By Sadie Gurman
Associated Press
DENVER — Five Denver sheriff’s deputies followed the rules when they used a sleeper hold and stun gun to restrain a homeless street preacher who died in the downtown jail, a defense attorney said Monday.
The comments by Denver attorney Thomas Rice came during opening statements in a federal civil trial involving the deputies accused of using excessive force in connection with the death of Marvin Booker.
The 5-foot, 135-pound inmate died in July 2010 after deputies subdued him in the booking area of the jail.
The trial comes amid calls for a federal investigation of the department over other high-profile abuse cases.
Sheriff Gary Wilson resigned in July as the city agreed to pay $3.3 million to settle another federal jail-abuse lawsuit by a former inmate over a jail beating.
Inmates told investigators the struggle began when Booker was ordered to sit down in the jail’s booking area but instead moved to collect his shoes, which he had taken off for comfort.
Booker, 56, who was arrested on an outstanding warrant for drug possession, was cursing and refusing to follow orders, authorities have said. He was restrained by deputies who got on top of him, placed him in a sleeper hold, handcuffed him and shocked him with a stun gun.
Attorney Mari Newman, who is representing the family of Booker, countered in court that the force was a malicious overreaction to the inmate. She said deputies stunned him for too long and should have backed down when Booker said he was struggling to breathe.
“The fact that he was frail makes it all the more outrageous,” she said.
Denver’s medical examiner said Booker died of cardiorespiratory arrest during restraint, and ruled his death a homicide. The report listed other factors in his death, including emphysema, an enlarged heart and recent cocaine use.
Rice said Booker’s death was the result of his own poor choice to keep resisting deputies even as they tried to subdue him with increasing force.
“Mr.
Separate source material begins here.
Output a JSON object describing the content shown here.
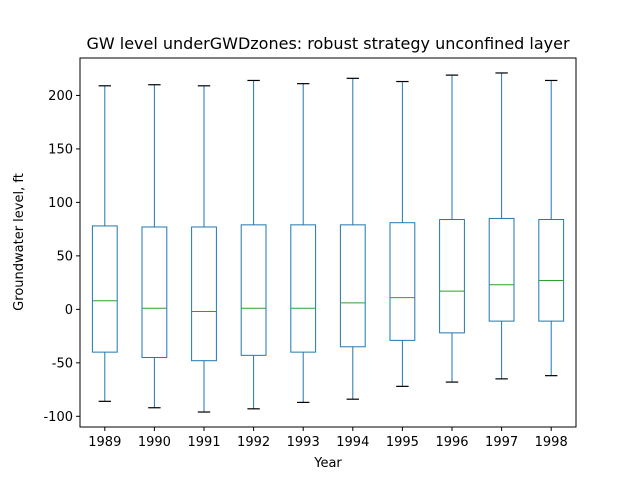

Booker made the decision to fight the officers, who never lost their temper and never lost control of their actions,” he said. “All he had to do was stop, follow the rules and behave like all of the other inmates and we wouldn’t be here.”
Rice claimed an inmate in better health would have survived.
Prosecutors declined to charge the deputies, and department officials never disciplined them, saying it was reasonable for the deputies to believe he could harm someone and that force was necessary to restrain him.
Booker’s family filed the federal suit seeking unspecified damages against the city and county of Denver as well as deputies Faun Gomez, James Grimes, Kyle Sharp and Kenneth Robinette and Sgt. Carrie Rodriguez.
In a rare move, the city last week accepted liability for Booker’s death, which could prevent his family’s attorneys from presenting evidence from other excessive force complaints.
Surveillance footage played in court shows three officers wrestling Booker onto chairs then down to the floor before two others join the scuffle. One puts his arm around Booker’s neck for about three minutes. Officials said at the time that a deputy warned Booker to stop resisting.
An autopsy report said deputies had their body weight on Booker’s back for four minutes while he was face-down on the floor.
The video also shows deputies carrying Booker’s limp body to an isolation cell after one of them stunned him for at least eight seconds.
Newman said deputies showed no concern for Booker’s health after the incident and should have summoned medical care sooner.